As they headed back for the hatch, Niel again took in the improbable sight of the balloon against the menacing sky beyond.
“I wonder how long it took him to build all this,” he said.
“I wonder how he made it up that ladder,” Peck replied.
33
Ennalen welcomed the violet glow.
Not since her school days had she cast a spell for conjuring light, and for all her diligence in preparing to leave Fraal, she foolishly forgot torches. Still, she could have found her way even without the benefit of the soft luminescence coming from somewhere at the end of the cramped tunnel. From the moment she crossed the cavern’s threshold she felt compelled to follow wherever the winding passage led, like a kite being reeled home.
She concentrated her full measure on seeking out any other person nearby, but saw only the brightness before her that threatened to blind even the senses acquired through her cantle.
As she walked she ran her fingers across the faces of the stone statues—perfectly scaled versions of their giant cousins outside, that peeked out from the numerous carved niches lining the walls at eye-level. In one respect, the figures grew in hideousness the farther she went. At the same time, the constantly shifting shadows across their features did lend a certain allure.
The long, twisting tunnel ended with a short flight of stairs that led down to an open archway, on the other side of which she knew waited the source of the glow.
Ennalen descended slowly, listening for any break in the silence. Hearing nothing other than the sound of her own heartbeat, she passed beneath the archway—
—and into a room more startling than anything she had ever seen.
The mountain in its entirety had been hollowed to create a world unto itself. From high above, farther than she could actually see, poured a narrow column of silvery light that pierced the enveloping sea of pale violet like a rapier, illuminating a distant object at the center of the great cavern’s floor.
The Heart. It had to be.
Carved into the floor looped thousands of concentric circles of minute text in a language she did not recognize.
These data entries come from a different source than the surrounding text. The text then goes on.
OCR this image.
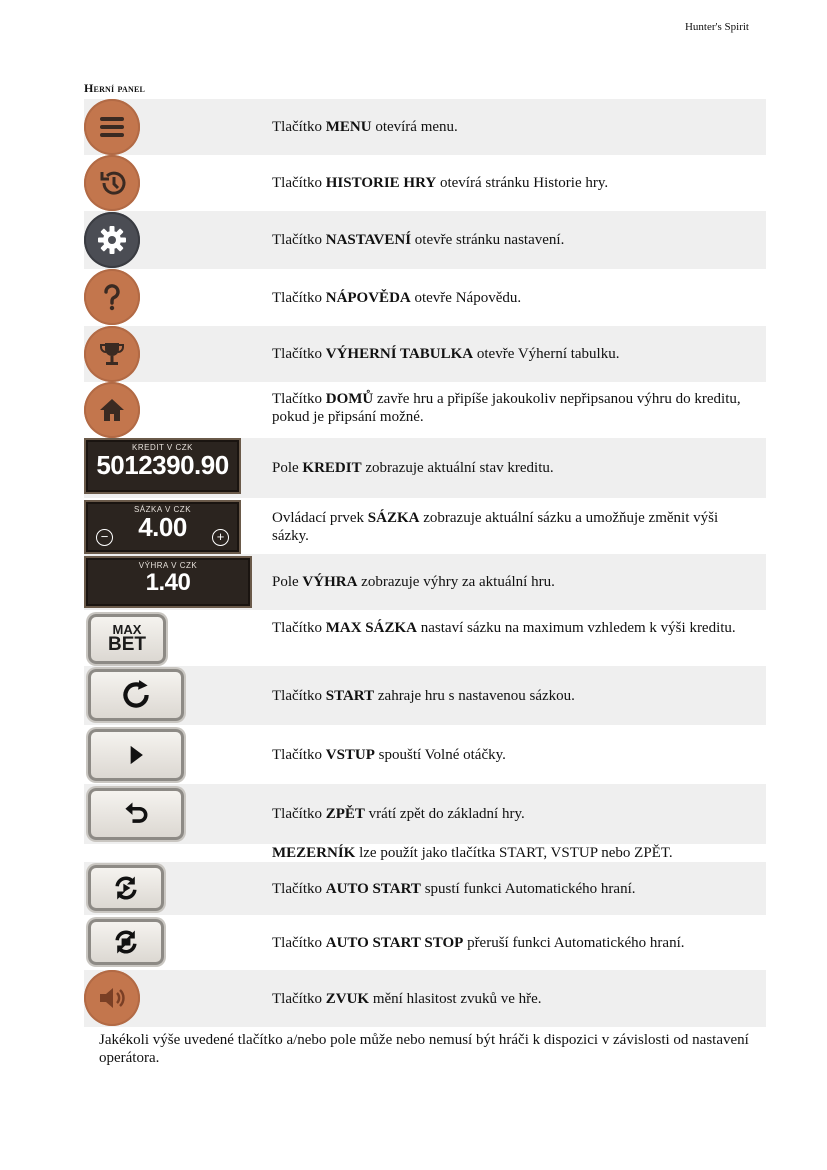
Hunter's Spirit
Herní panel
Tlačítko MENU otevírá menu.
Tlačítko HISTORIE HRY otevírá stránku Historie hry.
Tlačítko NASTAVENÍ otevře stránku nastavení.
Tlačítko NÁPOVĚDA otevře Nápovědu.
Tlačítko VÝHERNÍ TABULKA otevře Výherní tabulku.
Tlačítko DOMŮ zavře hru a připíše jakoukoliv nepřipsanou výhru do kreditu, pokud je připsání možné.
KREDIT V CZK
5012390.90	Pole KREDIT zobrazuje aktuální stav kreditu.
SÁZKA V CZK
4.00
−	+
Ovládací prvek SÁZKA zobrazuje aktuální sázku a umožňuje změnit výši sázky.
VÝHRA V CZK
1.40	Pole VÝHRA zobrazuje výhry za aktuální hru.
MAX
BET
Tlačítko MAX SÁZKA nastaví sázku na maximum vzhledem k výši kreditu.
Tlačítko START zahraje hru s nastavenou sázkou.
Tlačítko VSTUP spouští Volné otáčky.
Tlačítko ZPĚT vrátí zpět do základní hry.
MEZERNÍK lze použít jako tlačítka START, VSTUP nebo ZPĚT.
Tlačítko AUTO START spustí funkci Automatického hraní.
Tlačítko AUTO START STOP přeruší funkci Automatického hraní.
Tlačítko ZVUK mění hlasitost zvuků ve hře.
Jakékoli výše uvedené tlačítko a/nebo pole může nebo nemusí být hráči k dispozici v závislosti od nastavení operátora.
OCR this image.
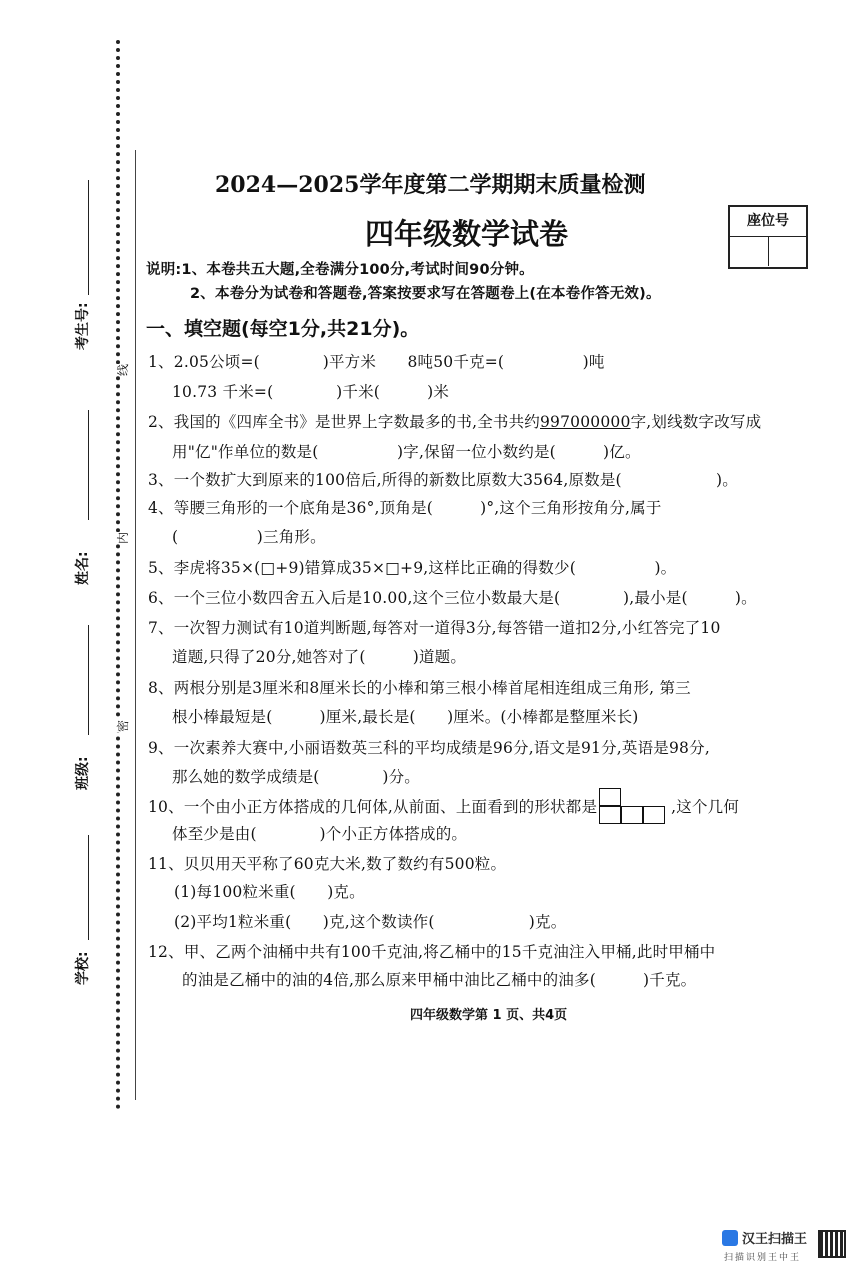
考生号:
姓名:
班级:
学校:
线
内
密
2024—2025学年度第二学期期末质量检测
四年级数学试卷	座位号
说明:1、本卷共五大题,全卷满分100分,考试时间90分钟。
2、本卷分为试卷和答题卷,答案按要求写在答题卷上(在本卷作答无效)。
一、填空题(每空1分,共21分)。
1、2.05公顷=(　　　　)平方米　　8吨50千克=(　　　　　)吨
10.73 千米=(　　　　)千米(　　　)米
2、我国的《四库全书》是世界上字数最多的书,全书共约997000000字,划线数字改写成
用"亿"作单位的数是(　　　　　)字,保留一位小数约是(　　　)亿。
3、一个数扩大到原来的100倍后,所得的新数比原数大3564,原数是(　　　　　　)。
4、等腰三角形的一个底角是36°,顶角是(　　　)°,这个三角形按角分,属于
(　　　　　)三角形。
5、李虎将35×(□+9)错算成35×□+9,这样比正确的得数少(　　　　　)。
6、一个三位小数四舍五入后是10.00,这个三位小数最大是(　　　　),最小是(　　　)。
7、一次智力测试有10道判断题,每答对一道得3分,每答错一道扣2分,小红答完了10
道题,只得了20分,她答对了(　　　)道题。
8、两根分别是3厘米和8厘米长的小棒和第三根小棒首尾相连组成三角形, 第三
根小棒最短是(　　　)厘米,最长是(　　)厘米。(小棒都是整厘米长)
9、一次素养大赛中,小丽语数英三科的平均成绩是96分,语文是91分,英语是98分,
那么她的数学成绩是(　　　　)分。
10、一个由小正方体搭成的几何体,从前面、上面看到的形状都是	,这个几何
体至少是由(　　　　)个小正方体搭成的。
11、贝贝用天平称了60克大米,数了数约有500粒。
(1)每100粒米重(　　)克。
(2)平均1粒米重(　　)克,这个数读作(　　　　　　)克。
12、甲、乙两个油桶中共有100千克油,将乙桶中的15千克油注入甲桶,此时甲桶中
的油是乙桶中的油的4倍,那么原来甲桶中油比乙桶中的油多(　　　)千克。
四年级数学第 1 页、共4页
汉王扫描王
扫描识别王中王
At the center of the circles fell the brilliant shaft of light.
Bizarre murals had been shaped into the dark rock of the wall closest to her—knights and dragons, maidens and demons, people and creatures both familiar and foreign, all intert
wined and seeming to grapple with one another for a place at the surface.
In the distance, the gentle breath of a waterfall, explaining the cool, sweet dampness.
Ennalen stepped onto the smooth stone floor, unconcerned about triggering a magical defense like the warding glyph at the New Tower. A distinct energy thrummed throughout the enormous cavern, but its disposition tended toward melancholy, not malevolence. Walking the expanse of the mountain’s interior reminded her of crossing the Black Plains themselves. She knew each step carried her closer to the object within the brilliant beam of light, but the tremendous distance made it seem as though she stood in place.
Because of the intensity of the light ahead, she had to creep up until she was just few paces away before she could—
Disappointment crushed down.
A single length of charred timber half-again her height stood embedded into the floor where the inscription stopped—not in countless concentric circles as she had thought, but in a single spiral beginning at the base of the wooden post and reaching to the faraway edges of the room. Atop the post hung a pair of soot- blackened shackles.
Ennalen stepped back from the column of light and studied her surroundings.
A monument worthy of the greatest gods had been constructed to honor not a lost patron deity, but the adulterous wife of a lesser noble. Ennalen made no judgments herself, but she knew most would find it laughable for such homage to be paid to a woman whom history had branded as little better than a common whore.
The shrine impressed her, but the effort required to build something of its magnitude struck her as a tremendous waste. Had that been what occupied Uhniethi’s time and prevented him from—?
Who are you?
Ennalen turned her head, unable to determine the source of the feeble voice, or after several moments, even whether she’d really heard it at all.
Why are you here?
She moved around the burned timber and saw another shape on the far side of the cavern, an outline barely darker than the mountain wall.